The training error rate is 17.88%. The number of terminal nodes is 7. The variables used in the split were: LoyalCH, SalePriceMM, and PriceDiff.

  1. Create a plot of the tree, and interpret the results.
plot(tree_model)
text(tree_model, pretty = 0, cex = 0.7)

This tree shows people’s preference for Citrus Hill or Minute Maid drinks. The first terminal node shows loyalty, while the bottom terminal nodes show how price might sway someone’s answer.

  1. Predict the response on the test data, and produce a confusion matrix comparing the test labels to the predicted test labels. What is the test error rate?
test_pred <- predict(tree_model, test, type = "class")
table(test_pred, test_actual = test$Purchase)
##          test_actual
## test_pred  CH  MM
##        CH 153  38
##        MM  15  64
1 - mean(test_pred == test$Purchase)
## [1] 0.1962963
1 - mean(test$Purchase == "CH")
## [1] 0.3777778
  1. Apply the cv.tree() function to the training set in order to determine the optimal tree size.
set.seed(5)

cv_tree_model <- cv.tree(tree_model, K = 10, FUN = prune.misclass)
cv_tree_model
## $size
## [1] 7 4 2 1
## 
## $dev
## [1] 166 166 166 315
## 
## $k
## [1] -Inf    0    4  164
## 
## $method
## [1] "misclass"
## 
## attr(,"class")
## [1] "prune"         "tree.sequence"
  1. Produce a plot with tree size on the x-axis and cross-validated classification error rate on the y-axis.
data.frame(size = cv_tree_model$size, CV_Error = cv_tree_model$dev / nrow(train)) %>%
  mutate(min_CV_Error = as.numeric(min(CV_Error) == CV_Error)) %>%
  ggplot(aes(x = size, y = CV_Error)) +
  geom_line(col = "grey55") +
  geom_point(size = 2, aes(col = factor(min_CV_Error))) +
  scale_x_continuous(breaks = seq(1, 7), minor_breaks = NULL) +
  scale_y_continuous(labels = scales::percent_format()) +
  scale_color_manual(values = c("deepskyblue3", "green")) +
  theme(legend.position = "none") +
  labs(title = "OJ Dataset - Classification Tree",
       subtitle = "Selecting tree 'size' (# of terminal nodes) using cross-validation",
       x = "Tree Size",
       y = "CV Error")

  1. Which tree size corresponds to the lowest cross-validated classification error rate?

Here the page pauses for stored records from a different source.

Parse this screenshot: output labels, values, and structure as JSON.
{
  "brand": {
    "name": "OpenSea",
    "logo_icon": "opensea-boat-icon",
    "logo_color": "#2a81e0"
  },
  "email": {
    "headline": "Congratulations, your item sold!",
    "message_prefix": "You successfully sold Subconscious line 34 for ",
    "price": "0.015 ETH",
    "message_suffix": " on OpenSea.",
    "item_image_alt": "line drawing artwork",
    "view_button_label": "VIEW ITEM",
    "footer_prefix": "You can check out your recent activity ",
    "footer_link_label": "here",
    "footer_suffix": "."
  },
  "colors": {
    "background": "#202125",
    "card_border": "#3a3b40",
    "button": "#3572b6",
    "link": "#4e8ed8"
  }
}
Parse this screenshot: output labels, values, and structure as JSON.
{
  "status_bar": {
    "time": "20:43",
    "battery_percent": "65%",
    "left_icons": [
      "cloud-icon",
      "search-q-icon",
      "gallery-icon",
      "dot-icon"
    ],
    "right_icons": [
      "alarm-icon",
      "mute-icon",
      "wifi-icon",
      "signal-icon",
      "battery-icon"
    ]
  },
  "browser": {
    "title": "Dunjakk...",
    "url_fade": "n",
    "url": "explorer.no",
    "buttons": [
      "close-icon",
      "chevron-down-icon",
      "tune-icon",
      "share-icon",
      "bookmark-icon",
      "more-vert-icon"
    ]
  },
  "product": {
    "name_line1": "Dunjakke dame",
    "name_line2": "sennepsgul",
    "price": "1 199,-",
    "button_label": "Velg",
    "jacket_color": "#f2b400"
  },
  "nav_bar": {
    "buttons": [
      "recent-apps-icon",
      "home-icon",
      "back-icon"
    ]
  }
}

The plot shows tree sizes of 2, 4, and 7. I will choose tree size 2.

  1. Produce a pruned tree corresponding to the optimal tree size obtained using cross-validation. If cross-validation does not lead to selection of a pruned tree, then create a pruned tree with five terminal nodes.
pruned_tree_model <- prune.tree(tree_model, best = 4)
summary(pruned_tree_model)
## 
## Classification tree:
## snip.tree(tree = tree_model, nodes = 4:6)
## Variables actually used in tree construction:
## [1] "LoyalCH"
## Number of terminal nodes:  4 
## Residual mean deviance:  0.8413 = 669.7 / 796 
## Misclassification error rate: 0.1888 = 151 / 800